Le capital-investissement français va mieux ! C’est ce qui ressort des chiffres annoncés par l’Afic le mardi 24 mars à l’occasion d’un point presse. Augmentation des fonds levés, des investissements et des cessions… le bilan du capital investissement français en 2014 est globalement meilleur que les années précédentes, mais des inquiétudes subsistent.
Les sociétés de gestion ont collecté au total 10,1 milliards d’euros l’an passé, retrouvant un niveau proche des levées de fonds d’avant-crise. Mais ces liquidités ont essentiellement profité aux véhicules d’une certaine taille, 63 % des montants collectés ayant été orientés vers des fonds cherchant à lever plus de 200 millions d’euros, alors qu’ils ne représentaient que 53 % des collectes durant la période 2006-2008. «Le signal le plus négatif est que les fonds de taille plus petite se situent encore loin des niveaux d’avant crise», note Michel Chabanel, président de l’Afic, qui avoue son inquiétude concernant le financement des fonds midcap pour irriguer les PME françaises.
Le capital-innovation à la peine
Ces montants levés ont principalement été apportés par des fonds de fonds (27 %), des assureurs (16 %) et des family offices (16 %), rappelant le désengagement durable des banques dans ce secteur depuis les réformes de Bâle 3. Si les fonds de capital-transmission et de capital-développement ont retrouvé un niveau de collecte satisfaisant, ce n’est pas le cas des véhicules de capital-innovation. En effet, ce secteur poursuit sa baisse en termes de collecte, atteignant seulement 828 millions d’euros en 2014 contre 1,375 milliard en 2013. Il faut néanmoins rappeler que les chiffres de 2013 avaient été gonflés par le lancement des fonds d'amorçage de Bpifrance. «Le capital-innovation connaît une régression significative. Cette situation reste un sujet de vigilance pour l’Afic», souligne Michel Chabanel.

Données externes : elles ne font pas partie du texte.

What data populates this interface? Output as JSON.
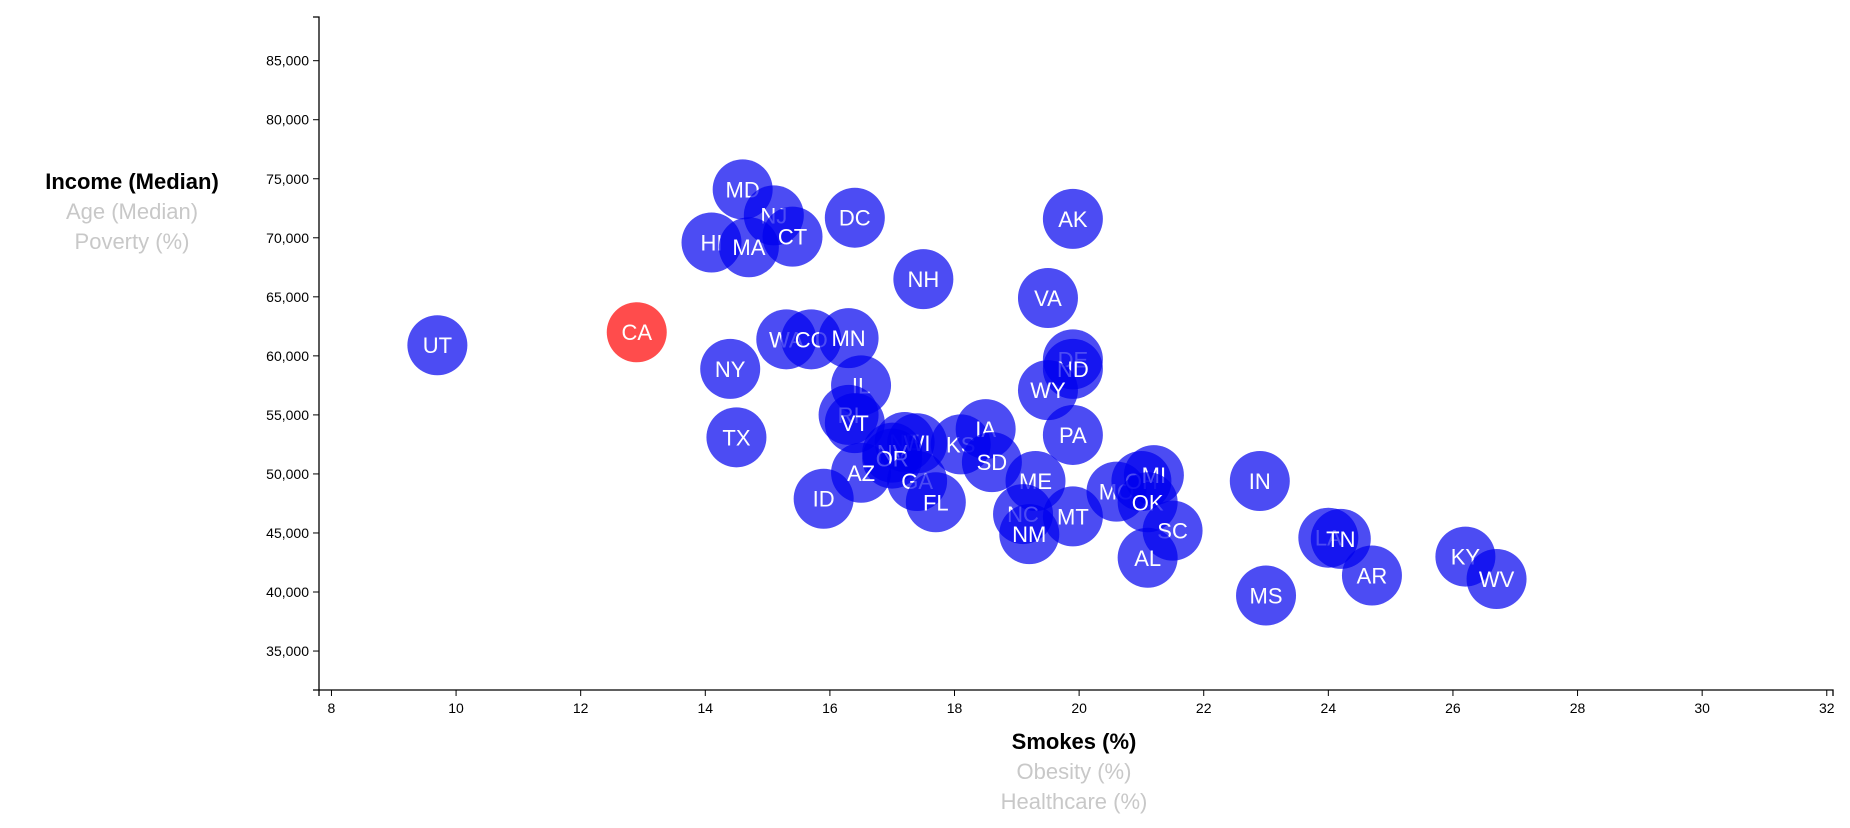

En termes d’investissements, 1 648 entreprises ont été accompagnées par des fonds en 2014, soit un niveau supérieur à la moyenne des huit précédentes années (1 560). «Ce chiffre illustre la profondeur du marché français et le rôle essentiel de notre métier dans le pays», se réjouit Bertrand Rambaud, président de Siparex et du comité des études économiques et statistiques de l’Afic. Au total 8,7 milliards d’euros ont été investis l’an dernier, soit une hausse de 35 % sur un an, et plus de la moitié de cette somme a été investie dans de nouvelles entreprises. Ce niveau reste toutefois inférieur aux montants investis annuellement avant la crise. «Nous constatons un redémarrage des projets des entrepreneurs en France. C’est un bon indicateur de la santé de nos entreprises», s’enthousiasme Michel Chabanel. Le capital-innovation n’a pas profité de cette tendance, mais parvient tout de même à maintenir une relative stabilité avec 628 millions d’investissements contre 642 un an plus tôt.
Record historique de cessions
Enfin, les cessions ont connu la même tendance favorable, avec environ 9,3 milliards de désinvestissements en 2014 (+65 %), un record historique porté par des opérations supérieures à 100 millions d’euros (58 %). Les acquéreurs industriels ont fait preuve d’appétit pour les sociétés détenues par les fonds en réalisant 2 milliards d’euros d’acquisitions contre 1 milliard en 2013. «Ce niveau de cession est très positif pour la classe d’actifs et est indispensable pour le cercle vertueux de notre métier», indique Bertrand Rambaud.
Satisfaite de l’activité en 2014, l’Afic n’en reste pas moins mobilisée pour soutenir cette tendance. Elle discute notamment avec le gouvernement pour favoriser le financement des start-up et inciter les investisseurs étrangers à placer leurs liquidités en France. La création, au sein du projet de loi Macron, d’un nouveau véhicule baptisé Société de Libre Partenariat (SLP), qui s’aligne sur l’environnement contractuel habituel des LPs étrangers, n’est donc qu’une première étape.